Thirdly, there is still no coherent intellectual and political thought among Tajiks. We do not have even four words on a page to describe Tajik intellectual, political, and functional cohesion, and we have not been able to draw such a grandiose vision as the prospect of creating hope for the future of Tajiks. Tajiks, finding themselves in the grip of political power, have always acted with their hands tied, without thinking and without a guiding ideology, only tactically, on the ground and in political games. They have not even considered the future of political work and the coalition formed with non-Tajiks. This led to the fact that the non-Tajiks, taking into account this weakness, blamed the Tajiks for their failures in all deals in the field of politics, governance, and power games.

The infantile disorder of nationalism and intellectual apostasy among the Tajiks became one of the main reasons for the inability of this people to gain political power, intellectual cohesion and unity based on a single narrative, which should have ensured its continuity in the political arena, but unfortunately, it worked in the opposite direction to the interests of the Tajiks.

So, this theory that the problem of Afghanistan (occupied Khorasan) can be solved by joining the non-Tajiks to the Tajiks is fundamentally absurd and unacceptable. We must get to the heart of the matter and study the goals of the non-Tajiks of each nationality and tribe, and first of all, try to eliminate nationalism from our characteristics, thinking, and political life. We should not eat the poisonous food of nationalism to further infect the sick bodies of Tajiks with the diseases of apathy and lack of interest in political power and the struggle to gain it. If we still put nationalism at the forefront of our work and still find the arguments and conclusions presented in this article unjustified, we must accept the imposed components of history, accept Pashtunization, accept others as our elder brothers and holders of power and accept that in the political and geographical field of Afghanistan (occupied Khorasan) there is no other way of thinking than Pashtun and non-Tajik and this is the dominant and irrefutable narrative.

The core of Talibani philosophy, which is followed by today's educated and uneducated Pashtuns, followers of left and right ideologies, and those who have lived in Western culture for many years, is aimed at achieving this goal. Taliban is a guiding instrument in the service of Pashtun thought, which in the form of an ideological movement and under the guise of religion, seeks to popularize and spread the ideology of Pashtunism.

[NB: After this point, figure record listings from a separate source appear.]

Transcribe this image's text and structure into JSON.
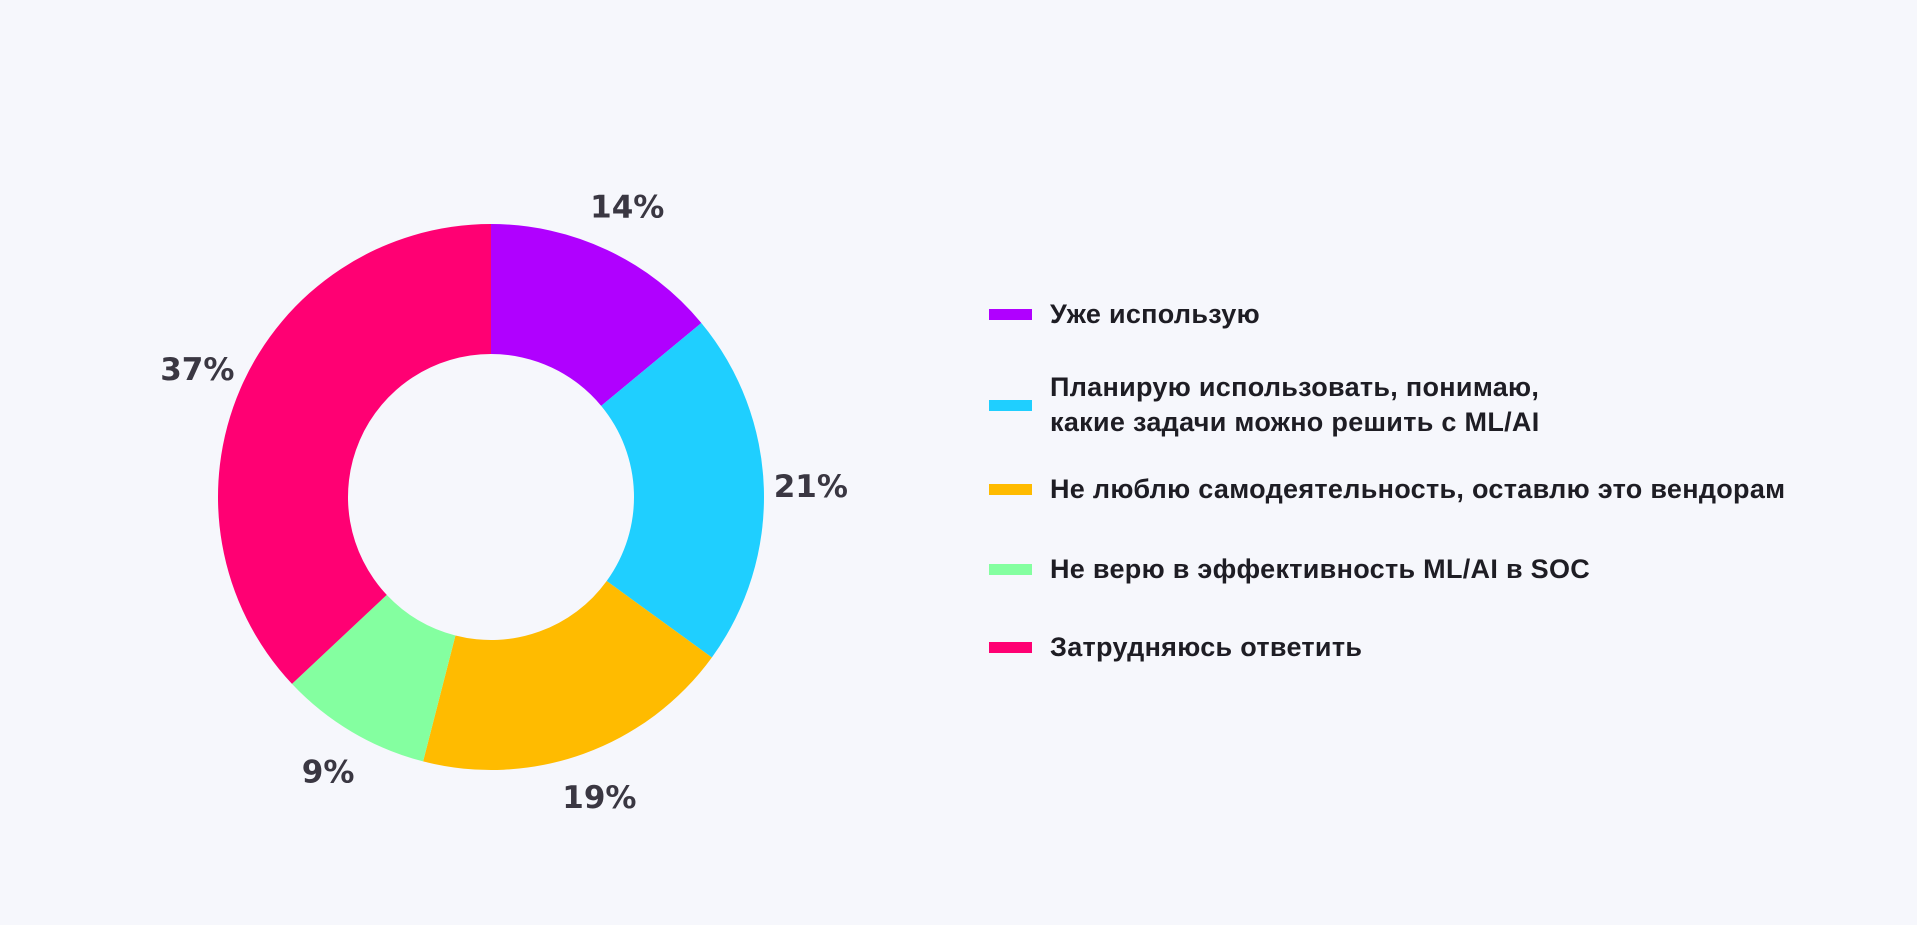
{
  "chart_data": {
    "type": "pie",
    "donut": true,
    "legend_position": "right",
    "start_angle": "12 o'clock, clockwise",
    "slices": [
      {
        "label": "Уже использую",
        "value": 14,
        "data_label": "14%",
        "color": "#b000ff"
      },
      {
        "label": "Планирую использовать, понимаю,\nкакие задачи можно решить с ML/AI",
        "label_lines": [
          "Планирую использовать, понимаю,",
          "какие задачи можно решить с ML/AI"
        ],
        "value": 21,
        "data_label": "21%",
        "color": "#1fcfff"
      },
      {
        "label": "Не люблю самодеятельность, оставлю это вендорам",
        "value": 19,
        "data_label": "19%",
        "color": "#ffbb00"
      },
      {
        "label": "Не верю в эффективность ML/AI в SOC",
        "value": 9,
        "data_label": "9%",
        "color": "#84ffa0"
      },
      {
        "label": "Затрудняюсь ответить",
        "value": 37,
        "data_label": "37%",
        "color": "#ff0073"
      }
    ]
  }
}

Under the guise of such thinking, which ultimately uses the dry concept of nationalism to deceive us, how can we be nationalists and not let the truth come out? We must come to our senses and no longer be deceived by empty, biased slogans filled with the stifling political propaganda of the non-tajiks. If we are still not satisfied with the argument presented in this debate, then please be kind enough to present an alternative rebuttal so that I and my other comrades who agree with the essence of these arguments can join you.